When Aaron Jones crossed the goal line early in the second quarter, capping a 75-yard drive that gave Green Bay a 14-7 lead at Minnesota, the Packers again put themselves in favorable position for a victory on the road against a winning team.
That's a formula coach Mike McCarthy's backsliding bunch has yet to figure out this year.
Unlike so many of his past teams with Aaron Rodgers at the helm, these Packers just keep on stumbling down the stretch. Now they'll probably need a perfect finish to squeeze into the playoffs.
Kirk Cousins passed for 342 yards and three touchdowns without a turnover for the Vikings, who overtook the depleted Packers for a 24-17 victory on Sunday .
"We'll see what we're made of for the last five weeks," Rodgers said. "Are we going to stick together through these tough times, or are we going to start splintering? I'd like to think that the leadership is in place that we can stick together through whatever happens, but these five weeks will show it."
The Packers went three and out on their first possession, only because Davante Adams accidentally stepped out of bounds before making what would've been a chain-moving catch on third down. Then Rodgers finished the second drive with a vintage back-shoulder touchdown throw to Adams , before Jones raced around left end on a crack toss sweep that Vikings coach Mike Zimmer said afterward was a perfect call for the defensive play he had dialed up.
But the Packers went three-and-out the next time they had the ball and didn't score again until a field goal with 2:20 left in the fourth quarter. Over their final seven possessions, they punted five times and had a turnover on downs when Jones was stopped on fourth-and-inches midway through the third quarter at their 44-yard line. On that final drive, Adams had what would've been a touchdown catch on third-and-1 at the 20 slip through his hands.
"Our third down has been our black eye," McCarthy said.
The Packers (4-6-1) fell into 10th place in the NFC. They were beaten up, mentally and physically, by this five-game slog with losses on the road against the Rams (10-1), Patriots (8-3), Seahawks (6-5) and Vikings (6-4-1) when they were either tied or leading as late as the third quarter in each of those four games.

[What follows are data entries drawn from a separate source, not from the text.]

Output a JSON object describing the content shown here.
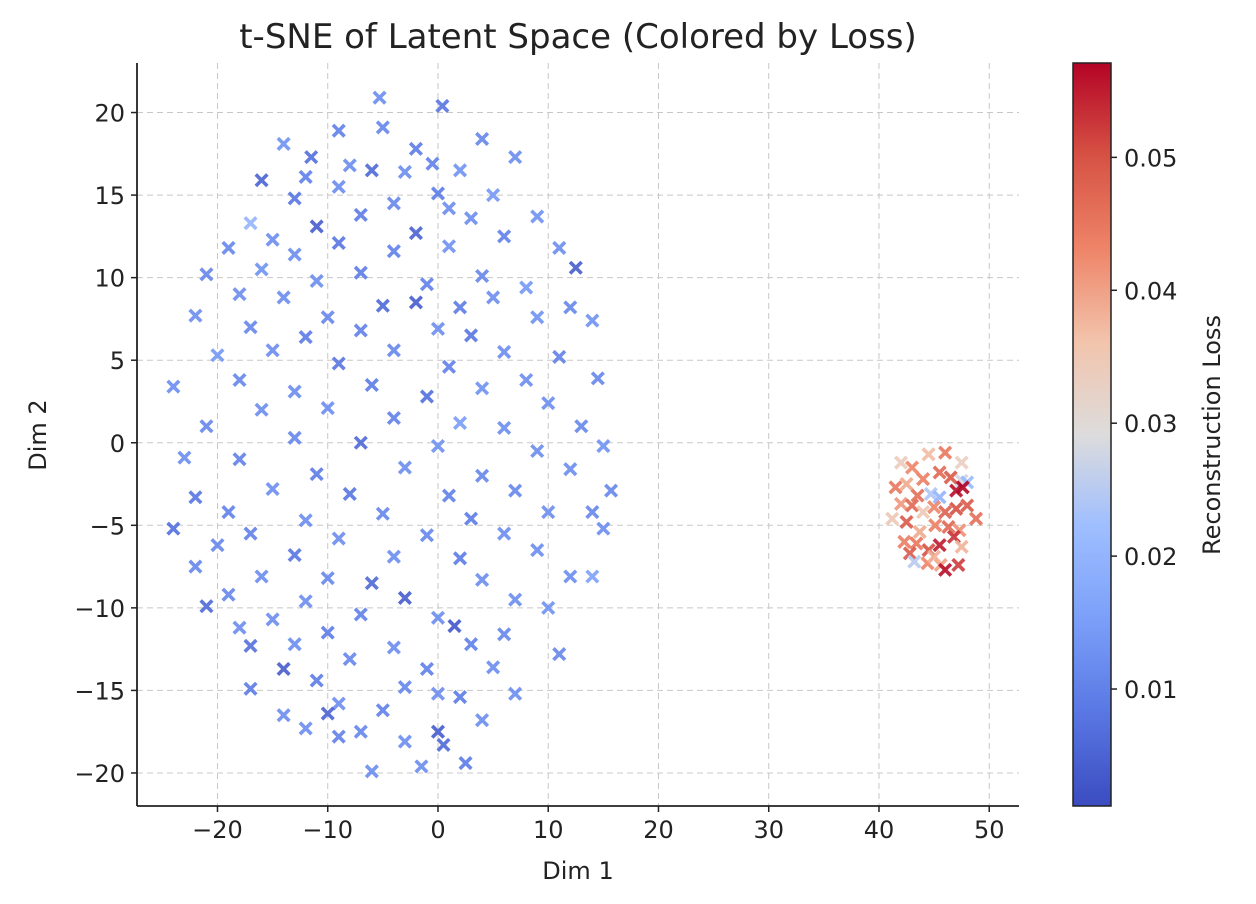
{
  "chart_data": {
    "type": "scatter",
    "title": "t-SNE of Latent Space (Colored by Loss)",
    "xlabel": "Dim 1",
    "ylabel": "Dim 2",
    "xlim": [
      -27.3,
      52.7
    ],
    "ylim": [
      -22.0,
      23.0
    ],
    "xticks": [
      -20,
      -10,
      0,
      10,
      20,
      30,
      40,
      50
    ],
    "yticks": [
      -20,
      -15,
      -10,
      -5,
      0,
      5,
      10,
      15,
      20
    ],
    "xtick_labels": [
      "−20",
      "−10",
      "0",
      "10",
      "20",
      "30",
      "40",
      "50"
    ],
    "ytick_labels": [
      "−20",
      "−15",
      "−10",
      "−5",
      "0",
      "5",
      "10",
      "15",
      "20"
    ],
    "grid": true,
    "marker": "x",
    "colormap": "coolwarm",
    "colorbar": {
      "label": "Reconstruction Loss",
      "range": [
        0.0012,
        0.0571
      ],
      "ticks": [
        0.01,
        0.02,
        0.03,
        0.04,
        0.05
      ],
      "tick_labels": [
        "0.01",
        "0.02",
        "0.03",
        "0.04",
        "0.05"
      ]
    },
    "points_note_columns": [
      "dim1",
      "dim2",
      "loss"
    ],
    "points": [
      [
        -5.3,
        20.9,
        0.012
      ],
      [
        0.4,
        20.4,
        0.008
      ],
      [
        -5,
        19.1,
        0.011
      ],
      [
        -9,
        18.9,
        0.01
      ],
      [
        4,
        18.4,
        0.011
      ],
      [
        -14,
        18.1,
        0.013
      ],
      [
        -2,
        17.8,
        0.009
      ],
      [
        7,
        17.3,
        0.012
      ],
      [
        -11.5,
        17.3,
        0.007
      ],
      [
        -8,
        16.8,
        0.012
      ],
      [
        -0.5,
        16.9,
        0.01
      ],
      [
        2,
        16.5,
        0.013
      ],
      [
        -3,
        16.4,
        0.012
      ],
      [
        -6,
        16.5,
        0.006
      ],
      [
        -16,
        15.9,
        0.005
      ],
      [
        -12,
        16.1,
        0.01
      ],
      [
        0,
        15.1,
        0.009
      ],
      [
        -9,
        15.5,
        0.012
      ],
      [
        -13,
        14.8,
        0.008
      ],
      [
        5,
        15,
        0.014
      ],
      [
        -4,
        14.5,
        0.011
      ],
      [
        1,
        14.2,
        0.012
      ],
      [
        9,
        13.7,
        0.013
      ],
      [
        -17,
        13.3,
        0.02
      ],
      [
        -7,
        13.8,
        0.009
      ],
      [
        -11,
        13.1,
        0.004
      ],
      [
        3,
        13.6,
        0.012
      ],
      [
        -15,
        12.3,
        0.012
      ],
      [
        -2,
        12.7,
        0.005
      ],
      [
        6,
        12.5,
        0.01
      ],
      [
        -19,
        11.8,
        0.011
      ],
      [
        -9,
        12.1,
        0.008
      ],
      [
        11,
        11.8,
        0.012
      ],
      [
        -4,
        11.6,
        0.01
      ],
      [
        1,
        11.9,
        0.013
      ],
      [
        -13,
        11.4,
        0.012
      ],
      [
        -21,
        10.2,
        0.011
      ],
      [
        -16,
        10.5,
        0.013
      ],
      [
        -7,
        10.3,
        0.009
      ],
      [
        4,
        10.1,
        0.011
      ],
      [
        12.5,
        10.6,
        0.004
      ],
      [
        -11,
        9.8,
        0.012
      ],
      [
        -1,
        9.6,
        0.01
      ],
      [
        8,
        9.4,
        0.014
      ],
      [
        -18,
        9,
        0.012
      ],
      [
        -14,
        8.8,
        0.012
      ],
      [
        -5,
        8.3,
        0.006
      ],
      [
        -2,
        8.5,
        0.004
      ],
      [
        2,
        8.2,
        0.009
      ],
      [
        5,
        8.8,
        0.012
      ],
      [
        12,
        8.2,
        0.011
      ],
      [
        -22,
        7.7,
        0.012
      ],
      [
        -10,
        7.6,
        0.011
      ],
      [
        9,
        7.6,
        0.013
      ],
      [
        -17,
        7,
        0.011
      ],
      [
        -7,
        6.8,
        0.01
      ],
      [
        0,
        6.9,
        0.012
      ],
      [
        3,
        6.5,
        0.008
      ],
      [
        -12,
        6.4,
        0.009
      ],
      [
        14,
        7.4,
        0.013
      ],
      [
        -20,
        5.3,
        0.014
      ],
      [
        -15,
        5.6,
        0.012
      ],
      [
        -4,
        5.6,
        0.011
      ],
      [
        6,
        5.5,
        0.012
      ],
      [
        11,
        5.2,
        0.01
      ],
      [
        -9,
        4.8,
        0.008
      ],
      [
        1,
        4.6,
        0.01
      ],
      [
        -24,
        3.4,
        0.012
      ],
      [
        -18,
        3.8,
        0.011
      ],
      [
        -13,
        3.1,
        0.012
      ],
      [
        -6,
        3.5,
        0.009
      ],
      [
        4,
        3.3,
        0.013
      ],
      [
        8,
        3.8,
        0.012
      ],
      [
        14.5,
        3.9,
        0.011
      ],
      [
        -1,
        2.8,
        0.007
      ],
      [
        -10,
        2.1,
        0.012
      ],
      [
        -16,
        2,
        0.012
      ],
      [
        10,
        2.4,
        0.012
      ],
      [
        -21,
        1,
        0.011
      ],
      [
        -4,
        1.5,
        0.01
      ],
      [
        2,
        1.2,
        0.015
      ],
      [
        6,
        0.9,
        0.012
      ],
      [
        13,
        1,
        0.011
      ],
      [
        -13,
        0.3,
        0.011
      ],
      [
        -7,
        0,
        0.006
      ],
      [
        0,
        -0.2,
        0.013
      ],
      [
        -23,
        -0.9,
        0.012
      ],
      [
        -18,
        -1,
        0.01
      ],
      [
        9,
        -0.5,
        0.012
      ],
      [
        15,
        -0.2,
        0.013
      ],
      [
        -11,
        -1.9,
        0.009
      ],
      [
        -3,
        -1.5,
        0.012
      ],
      [
        4,
        -2,
        0.011
      ],
      [
        12,
        -1.6,
        0.012
      ],
      [
        -15,
        -2.8,
        0.012
      ],
      [
        -8,
        -3.1,
        0.008
      ],
      [
        1,
        -3.2,
        0.01
      ],
      [
        7,
        -2.9,
        0.011
      ],
      [
        15.7,
        -2.9,
        0.011
      ],
      [
        -22,
        -3.3,
        0.008
      ],
      [
        -19,
        -4.2,
        0.01
      ],
      [
        -12,
        -4.7,
        0.012
      ],
      [
        -5,
        -4.3,
        0.011
      ],
      [
        3,
        -4.6,
        0.009
      ],
      [
        10,
        -4.2,
        0.012
      ],
      [
        14,
        -4.2,
        0.011
      ],
      [
        -24,
        -5.2,
        0.007
      ],
      [
        -17,
        -5.5,
        0.01
      ],
      [
        -9,
        -5.8,
        0.012
      ],
      [
        -1,
        -5.6,
        0.011
      ],
      [
        6,
        -5.5,
        0.012
      ],
      [
        15,
        -5.2,
        0.012
      ],
      [
        -20,
        -6.2,
        0.011
      ],
      [
        -13,
        -6.8,
        0.008
      ],
      [
        -4,
        -6.9,
        0.012
      ],
      [
        2,
        -7,
        0.009
      ],
      [
        9,
        -6.5,
        0.012
      ],
      [
        -22,
        -7.5,
        0.011
      ],
      [
        -16,
        -8.1,
        0.012
      ],
      [
        -10,
        -8.2,
        0.011
      ],
      [
        -6,
        -8.5,
        0.006
      ],
      [
        4,
        -8.3,
        0.012
      ],
      [
        12,
        -8.1,
        0.012
      ],
      [
        14,
        -8.1,
        0.016
      ],
      [
        -19,
        -9.2,
        0.011
      ],
      [
        -12,
        -9.6,
        0.012
      ],
      [
        -3,
        -9.4,
        0.004
      ],
      [
        7,
        -9.5,
        0.012
      ],
      [
        -21,
        -9.9,
        0.006
      ],
      [
        -15,
        -10.7,
        0.012
      ],
      [
        -7,
        -10.4,
        0.01
      ],
      [
        0,
        -10.6,
        0.012
      ],
      [
        10,
        -10,
        0.013
      ],
      [
        -18,
        -11.2,
        0.012
      ],
      [
        -10,
        -11.5,
        0.009
      ],
      [
        1.5,
        -11.1,
        0.003
      ],
      [
        6,
        -11.6,
        0.011
      ],
      [
        -13,
        -12.2,
        0.012
      ],
      [
        -4,
        -12.4,
        0.012
      ],
      [
        3,
        -12.2,
        0.01
      ],
      [
        11,
        -12.8,
        0.011
      ],
      [
        -17,
        -12.3,
        0.007
      ],
      [
        -8,
        -13.1,
        0.011
      ],
      [
        -1,
        -13.7,
        0.01
      ],
      [
        -14,
        -13.7,
        0.004
      ],
      [
        5,
        -13.6,
        0.012
      ],
      [
        -11,
        -14.4,
        0.009
      ],
      [
        -3,
        -14.8,
        0.011
      ],
      [
        0,
        -15.2,
        0.012
      ],
      [
        -17,
        -14.9,
        0.009
      ],
      [
        7,
        -15.2,
        0.012
      ],
      [
        -9,
        -15.8,
        0.012
      ],
      [
        2,
        -15.4,
        0.009
      ],
      [
        -14,
        -16.5,
        0.012
      ],
      [
        -5,
        -16.2,
        0.01
      ],
      [
        4,
        -16.8,
        0.012
      ],
      [
        -10,
        -16.4,
        0.005
      ],
      [
        -12,
        -17.3,
        0.012
      ],
      [
        -7,
        -17.5,
        0.011
      ],
      [
        0,
        -17.5,
        0.004
      ],
      [
        -3,
        -18.1,
        0.012
      ],
      [
        -9,
        -17.8,
        0.01
      ],
      [
        0.5,
        -18.3,
        0.006
      ],
      [
        -1.5,
        -19.6,
        0.012
      ],
      [
        2.5,
        -19.4,
        0.009
      ],
      [
        -6,
        -19.9,
        0.012
      ],
      [
        43,
        -1.5,
        0.043
      ],
      [
        44.5,
        -0.7,
        0.037
      ],
      [
        46,
        -0.6,
        0.045
      ],
      [
        47.5,
        -1.2,
        0.033
      ],
      [
        42,
        -1.2,
        0.034
      ],
      [
        41.5,
        -2.7,
        0.045
      ],
      [
        42.5,
        -2.5,
        0.039
      ],
      [
        44,
        -2.2,
        0.044
      ],
      [
        45.5,
        -1.8,
        0.047
      ],
      [
        46.5,
        -2.1,
        0.049
      ],
      [
        47.5,
        -2.3,
        0.028
      ],
      [
        48,
        -2.4,
        0.021
      ],
      [
        43.5,
        -3.2,
        0.046
      ],
      [
        44.7,
        -3.1,
        0.024
      ],
      [
        45.5,
        -3.3,
        0.02
      ],
      [
        47,
        -2.9,
        0.056
      ],
      [
        47.6,
        -2.7,
        0.057
      ],
      [
        42,
        -3.7,
        0.041
      ],
      [
        43,
        -3.8,
        0.047
      ],
      [
        44,
        -4.2,
        0.035
      ],
      [
        45,
        -3.9,
        0.043
      ],
      [
        46,
        -4.2,
        0.048
      ],
      [
        47,
        -4,
        0.05
      ],
      [
        48,
        -3.8,
        0.049
      ],
      [
        41.2,
        -4.6,
        0.035
      ],
      [
        42.5,
        -4.8,
        0.049
      ],
      [
        43.7,
        -5.4,
        0.039
      ],
      [
        45.1,
        -5,
        0.044
      ],
      [
        46.3,
        -5.1,
        0.047
      ],
      [
        47.3,
        -5.3,
        0.042
      ],
      [
        48.8,
        -4.6,
        0.046
      ],
      [
        42.3,
        -6,
        0.044
      ],
      [
        43.4,
        -6.1,
        0.045
      ],
      [
        44.5,
        -6.5,
        0.05
      ],
      [
        45.5,
        -6.2,
        0.055
      ],
      [
        46.8,
        -5.7,
        0.053
      ],
      [
        42.8,
        -6.7,
        0.049
      ],
      [
        43.2,
        -7.2,
        0.025
      ],
      [
        44.4,
        -7.3,
        0.043
      ],
      [
        45.6,
        -7.4,
        0.04
      ],
      [
        47.2,
        -7.4,
        0.052
      ],
      [
        46,
        -7.7,
        0.056
      ],
      [
        45,
        -6.9,
        0.038
      ],
      [
        47.5,
        -6.3,
        0.038
      ]
    ]
  }
}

The schedule softens, with four losing teams on the slate: home games against the Cardinals (2-9), Falcons (4-7) and Lions (4-7) and a trip to play the Jets (3-8) following a rematch with the NFC North-leading Bears (8-3) on the road. There's a legitimate question, though, about whether the Packers have enough steam left to win out like they did in 2016 with six straight victories to win the division at 10-6 and reach the NFC championship game.
"I knew we had a tough stretch. Four really tough places to play," Rodgers said. "I didn't think we'd go 1-4 on that stretch, but that's where we're at. We're here: 4-6-1. We have to win our last five, and even that might not be enough."
This will be the first time since Rodgers took over as the starter in 2008 that the Packers don't reach double-digit wins in the regular season when Rodgers doesn't miss any games to injuries. They were 7-9 in 2017 and 8-7-1 in 2013 when Rodgers broke his collarbone. They were 6-10 in 2008.
The injuries are the most tangible reason why the Packers might not be able to recover to reach the playoffs this year. Already missing several starters, they saw left tackle David Bakhtiari, left guard Lane Taylor, wide receiver Equanimeous St. Brown, wide receiver/kick returner Trevor Davis and safety Kentrell Brice all leave the game with injuries.
The Packers, though, have been missing that mojo they've had so often in the Rodgers era all year long. This was their season low in points (14) and yards (254).
"Sitting on the sideline, we kept asking ourselves why we're so unlucky," said Jones, who had 93 total yards on 20 touches.
He added: "You can tell the guys in this locker room want it. We want it more than anyone else, and we're right there each and every game, but it feels like it gets taken from us."